L’algoritmo di Fees e la sua evoluzione
L’algoritmo di Fees, automaticamente e in pochi secondi, estrae i dati, li interpreta, li categorizza, li mette in ordine e restituisce il tutto al mittente in formato digitale. «Non solo: il nostro algoritmo, mentre lavora per i nostri clienti, continua a migliorarsi costantemente».

Il futuro di Fees: visione e crescita
Che cosa è cambiato nella vita dei due imprenditori? «Niente», risponde Paolo Pavesi. «La mia giornata tipo, al momento, è rimasta uguale: mi alzo alle 6 del mattino, alle 6:30 sono già in stalla dove ci rimango fino alle 9-9:30, poi faccio colazione e vado in ufficio. Anche il pomeriggio è diviso tra il lavoro di co-founder di Fees e di imprenditore agricolo». Sul trattore a guida autonoma, Pavesi ha installato un supporto per il computer sul quale riceve, smista e risponde alle numerose call. «Mi sono scelto tutto io, cioè due lavori che non c’entrano niente fra loro, ma la mia passione è sempre rimasta quella di fare l’imprenditore in tutte le attività che metto in piedi».
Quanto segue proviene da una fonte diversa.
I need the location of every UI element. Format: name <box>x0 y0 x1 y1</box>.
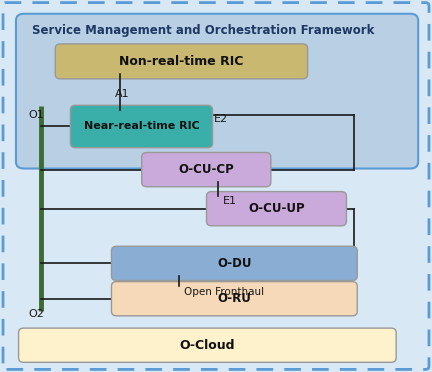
Text: A1: A1 <box>114 89 129 99</box>
Text: O-DU: O-DU <box>217 257 251 270</box>
FancyBboxPatch shape <box>70 105 213 148</box>
FancyBboxPatch shape <box>3 3 429 369</box>
Text: Near-real-time RIC: Near-real-time RIC <box>84 122 199 131</box>
FancyBboxPatch shape <box>55 44 308 79</box>
FancyBboxPatch shape <box>16 14 418 169</box>
Text: Service Management and Orchestration Framework: Service Management and Orchestration Fra… <box>32 24 375 37</box>
Text: Non-real-time RIC: Non-real-time RIC <box>119 55 244 68</box>
Text: O2: O2 <box>28 310 44 319</box>
Text: O-CU-CP: O-CU-CP <box>178 163 234 176</box>
Text: Open Fronthaul: Open Fronthaul <box>184 287 264 297</box>
Text: O1: O1 <box>28 110 44 119</box>
Text: O-Cloud: O-Cloud <box>180 339 235 352</box>
Text: O-RU: O-RU <box>217 292 251 305</box>
Text: E2: E2 <box>214 113 228 124</box>
FancyBboxPatch shape <box>111 246 357 280</box>
FancyBboxPatch shape <box>111 282 357 316</box>
FancyBboxPatch shape <box>206 192 346 226</box>
Text: O-CU-UP: O-CU-UP <box>248 202 305 215</box>
Text: E1: E1 <box>222 196 236 206</box>
FancyBboxPatch shape <box>142 153 271 187</box>
FancyBboxPatch shape <box>19 328 396 362</box>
Il suo socio Mazzolari ha un ufficio a Dublino, che è diventata la “capitale” europea delle startup innovative: qui (per questioni fiscali e normative) hanno la loro sede europea giganti della Silicon Valley quali Google, Facebook, Apple, Intel, LinkedIn e Dell. E se un Paese fa gola a colossi di questo calibro, è logico pensare che anche le startup vi possano trovare con maggiore probabilità i giusti finanziatori.
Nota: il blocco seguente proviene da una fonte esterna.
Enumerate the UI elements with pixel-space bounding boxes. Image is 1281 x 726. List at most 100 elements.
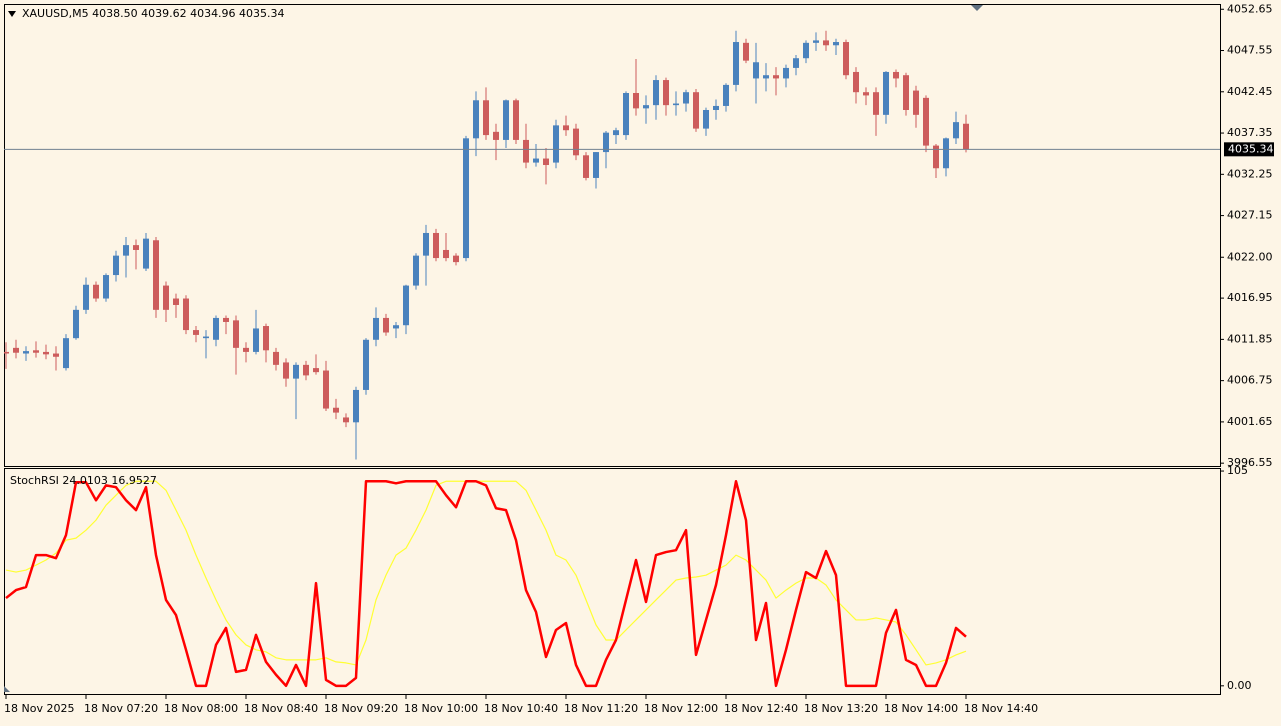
candle-body — [633, 93, 639, 109]
candle-body — [123, 245, 129, 256]
candle-body — [383, 317, 389, 333]
candle-body — [733, 42, 739, 85]
menu-arrow[interactable] — [8, 11, 16, 17]
candle-body — [93, 284, 99, 299]
candle-body — [73, 309, 79, 339]
candle-body — [523, 139, 529, 163]
candle-body — [713, 105, 719, 110]
y-tick-label: 0.00 — [1227, 679, 1252, 692]
price-pane — [4, 4, 1221, 467]
candle-body — [683, 92, 689, 104]
candle-body — [343, 417, 349, 423]
candle-body — [363, 339, 369, 390]
x-tick-label: 18 Nov 08:40 — [244, 702, 318, 715]
candle-body — [833, 42, 839, 46]
candle-body — [533, 158, 539, 163]
y-tick-label: 3996.55 — [1227, 456, 1273, 469]
x-tick-label: 18 Nov 2025 — [4, 702, 74, 715]
candle-body — [553, 125, 559, 163]
x-tick-label: 18 Nov 12:00 — [644, 702, 718, 715]
candle-body — [203, 336, 209, 339]
candle-body — [293, 364, 299, 379]
candle-body — [843, 42, 849, 76]
candle-body — [63, 338, 69, 369]
chart-title: XAUUSD,M5 4038.50 4039.62 4034.96 4035.3… — [22, 7, 285, 20]
candle-body — [923, 97, 929, 146]
candle-body — [783, 67, 789, 79]
indicator-line — [5, 480, 967, 688]
y-tick-label: 4006.75 — [1227, 374, 1273, 387]
candle-body — [43, 351, 49, 355]
candle-body — [463, 138, 469, 259]
axes: 4052.65 4047.55 4042.45 4037.35 4032.25 4027.… — [4, 2, 1274, 715]
indicator-line — [5, 480, 967, 666]
candle-body — [543, 158, 549, 166]
candle-body — [373, 317, 379, 340]
price-plot — [4, 30, 1220, 460]
candle-body — [153, 240, 159, 310]
x-tick-label: 18 Nov 09:20 — [324, 702, 398, 715]
candle-body — [183, 298, 189, 331]
shift-marker — [971, 5, 983, 11]
candle-body — [313, 368, 319, 373]
y-tick-label: 4037.35 — [1227, 126, 1273, 139]
candle-body — [453, 255, 459, 263]
candle-body — [813, 40, 819, 43]
x-tick-label: 18 Nov 08:00 — [164, 702, 238, 715]
candle-body — [4, 351, 9, 354]
x-tick-label: 18 Nov 11:20 — [564, 702, 638, 715]
candle-body — [143, 238, 149, 269]
candle-body — [943, 138, 949, 169]
x-tick-label: 18 Nov 07:20 — [84, 702, 158, 715]
y-tick-label: 4011.85 — [1227, 332, 1273, 345]
y-tick-label: 4022.00 — [1227, 250, 1273, 263]
x-tick-label: 18 Nov 10:00 — [404, 702, 478, 715]
candle-body — [613, 130, 619, 136]
candle-body — [803, 42, 809, 59]
candle-body — [673, 103, 679, 106]
candle-body — [493, 131, 499, 140]
candle-body — [793, 58, 799, 68]
candle-body — [773, 75, 779, 79]
candle-body — [213, 317, 219, 340]
candle-body — [953, 122, 959, 139]
candle-body — [33, 350, 39, 353]
candle-body — [513, 100, 519, 140]
candle-body — [693, 92, 699, 129]
candle-body — [53, 353, 59, 357]
candle-body — [653, 80, 659, 106]
candle-body — [893, 71, 899, 79]
candle-body — [703, 109, 709, 129]
candle-body — [963, 123, 969, 150]
candle-body — [403, 285, 409, 326]
candle-body — [603, 132, 609, 153]
candle-body — [173, 298, 179, 305]
candle-body — [873, 92, 879, 115]
candle-body — [83, 284, 89, 310]
candle-body — [743, 42, 749, 61]
y-tick-label: 4016.95 — [1227, 291, 1273, 304]
candle-body — [723, 84, 729, 106]
corner-marker — [4, 686, 10, 692]
candle-body — [663, 80, 669, 106]
candle-body — [413, 255, 419, 286]
current-price-box — [1224, 142, 1274, 157]
candle-body — [583, 155, 589, 178]
candle-body — [473, 100, 479, 139]
candle-body — [483, 100, 489, 136]
x-tick-label: 18 Nov 14:00 — [884, 702, 958, 715]
candle-body — [23, 351, 29, 354]
y-tick-label: 4027.15 — [1227, 209, 1273, 222]
current-price-label: 4035.34 — [1228, 142, 1274, 155]
y-tick-label: 4042.45 — [1227, 85, 1273, 98]
y-tick-label: 105 — [1227, 464, 1248, 477]
candle-body — [433, 232, 439, 259]
x-tick-label: 18 Nov 14:40 — [964, 702, 1038, 715]
y-tick-label: 4047.55 — [1227, 44, 1273, 57]
candle-body — [103, 275, 109, 299]
candle-body — [593, 152, 599, 178]
candle-body — [13, 347, 19, 353]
Ritornando al fatturato dei primi sei mesi del 2023: 300mila euro. Tanti? Pochi? Sufficienti? «Io ho fiducia perché Fees si basa sul MRR, cioè Monthly Recurring Revenue». È una misura standardizzata del ricavo ricorrente che un’azienda prevede di ottenere mensilmente. «Partiamo quindi da 300mila euro e su questa cifra sicura costruiamo i progetti per raddoppiarla e triplicarla. E così via, anno dopo anno».

I clienti hanno cominciano, nel frattempo, a chiedere a Fees nuove features, cioè funzionalità: dopo la contabilità e l’amministrazione, ora vogliono implementazioni innovative che riguardano anche il marketing e la produzione.
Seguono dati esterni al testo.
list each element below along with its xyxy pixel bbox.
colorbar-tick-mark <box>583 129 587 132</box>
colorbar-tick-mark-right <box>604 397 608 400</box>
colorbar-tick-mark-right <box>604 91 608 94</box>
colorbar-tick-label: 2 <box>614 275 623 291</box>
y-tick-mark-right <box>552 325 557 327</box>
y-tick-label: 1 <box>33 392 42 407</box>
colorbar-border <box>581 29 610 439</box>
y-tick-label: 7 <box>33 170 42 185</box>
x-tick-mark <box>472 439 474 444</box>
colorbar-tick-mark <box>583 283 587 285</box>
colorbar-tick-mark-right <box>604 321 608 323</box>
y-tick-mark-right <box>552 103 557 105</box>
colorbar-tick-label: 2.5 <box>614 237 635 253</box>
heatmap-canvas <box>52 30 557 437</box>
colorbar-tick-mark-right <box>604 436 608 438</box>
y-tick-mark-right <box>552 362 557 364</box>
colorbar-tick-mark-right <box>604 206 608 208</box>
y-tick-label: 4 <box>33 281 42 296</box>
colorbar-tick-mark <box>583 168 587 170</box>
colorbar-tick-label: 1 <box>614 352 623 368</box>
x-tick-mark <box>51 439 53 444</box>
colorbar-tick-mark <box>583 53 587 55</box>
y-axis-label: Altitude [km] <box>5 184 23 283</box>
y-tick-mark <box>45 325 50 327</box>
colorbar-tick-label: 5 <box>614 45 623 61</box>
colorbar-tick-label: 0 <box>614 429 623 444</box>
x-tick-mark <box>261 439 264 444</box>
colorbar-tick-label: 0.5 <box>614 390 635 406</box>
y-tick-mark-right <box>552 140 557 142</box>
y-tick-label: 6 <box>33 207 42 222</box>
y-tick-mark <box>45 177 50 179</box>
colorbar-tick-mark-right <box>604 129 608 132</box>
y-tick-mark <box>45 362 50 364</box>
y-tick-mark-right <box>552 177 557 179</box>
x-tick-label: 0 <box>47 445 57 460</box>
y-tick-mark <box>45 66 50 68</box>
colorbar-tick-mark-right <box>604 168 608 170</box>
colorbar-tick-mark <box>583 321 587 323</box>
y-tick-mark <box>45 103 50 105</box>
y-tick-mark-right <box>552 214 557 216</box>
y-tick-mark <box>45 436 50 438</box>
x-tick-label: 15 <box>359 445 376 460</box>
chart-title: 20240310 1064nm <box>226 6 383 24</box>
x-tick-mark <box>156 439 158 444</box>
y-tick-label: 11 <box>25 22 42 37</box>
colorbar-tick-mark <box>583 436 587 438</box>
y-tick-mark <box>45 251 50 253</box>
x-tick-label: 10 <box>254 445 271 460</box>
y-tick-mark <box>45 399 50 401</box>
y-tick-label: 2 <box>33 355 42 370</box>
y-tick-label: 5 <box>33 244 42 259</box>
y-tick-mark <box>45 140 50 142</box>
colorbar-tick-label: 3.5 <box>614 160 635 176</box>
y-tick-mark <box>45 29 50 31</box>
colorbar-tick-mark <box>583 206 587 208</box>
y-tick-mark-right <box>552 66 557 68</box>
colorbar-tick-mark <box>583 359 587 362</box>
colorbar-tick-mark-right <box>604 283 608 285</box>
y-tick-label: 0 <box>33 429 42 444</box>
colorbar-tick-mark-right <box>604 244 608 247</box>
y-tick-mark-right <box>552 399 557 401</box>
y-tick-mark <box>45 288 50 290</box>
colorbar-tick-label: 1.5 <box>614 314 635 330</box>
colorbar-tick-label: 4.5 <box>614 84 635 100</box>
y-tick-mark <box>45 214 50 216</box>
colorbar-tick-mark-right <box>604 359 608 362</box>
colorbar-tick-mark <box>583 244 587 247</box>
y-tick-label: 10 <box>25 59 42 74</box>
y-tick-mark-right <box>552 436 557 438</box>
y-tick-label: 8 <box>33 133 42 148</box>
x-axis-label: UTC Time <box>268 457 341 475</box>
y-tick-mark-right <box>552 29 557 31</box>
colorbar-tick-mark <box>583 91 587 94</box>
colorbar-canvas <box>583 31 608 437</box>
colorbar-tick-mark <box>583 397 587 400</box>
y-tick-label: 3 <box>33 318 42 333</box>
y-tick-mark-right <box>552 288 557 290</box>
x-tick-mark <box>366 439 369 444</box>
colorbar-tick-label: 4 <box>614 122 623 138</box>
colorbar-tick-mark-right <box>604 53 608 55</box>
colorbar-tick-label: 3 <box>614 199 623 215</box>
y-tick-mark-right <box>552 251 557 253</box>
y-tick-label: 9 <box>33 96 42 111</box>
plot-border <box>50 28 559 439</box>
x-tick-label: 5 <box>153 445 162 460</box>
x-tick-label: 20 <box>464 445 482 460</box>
«Non è una novità per noi: nello sviluppo di Fees e Fees Pro ci siamo sempre lasciati guidare dalle esigenze dei nostri clienti».

Come, invece, Fees sta aiutando le aziende dal punto di vista della produzione?
«Racconto due case-history per farmi capire. La prima: una società di riscossione crediti teneva impegnate 5 persone a leggere e trascrivere, per esempio, tutti gli F24 del debitore e analizzare le visure catastali del comune nel quale risiedeva. Con il nostro algoritmo, abbiamo velocizzato le pratiche a tal punto che dei cinque dipendenti impegnati nella lettura dei vari incartamenti, solo due sono rimasti impiegati in questo compito, mentre gli altri tre sono stati assegnati a mansioni più impegnative».

Secondo esempio?
«Presto fatto. Nonostante l’avanzata del digitale nei back office degli istituti di credito, le banche utilizzano ancora molta carta sulla quale i dipendenti leggono e controllano le cifre. I dati delle credit cards, per esempio, sono riscritti ancora tutti a mano. Fees con il suo algoritmo ha risolto la (quasi) totalità di queste incombenze, permettendo la ricollocazione di molti dipendenti a mansioni più utili alle banche stesse».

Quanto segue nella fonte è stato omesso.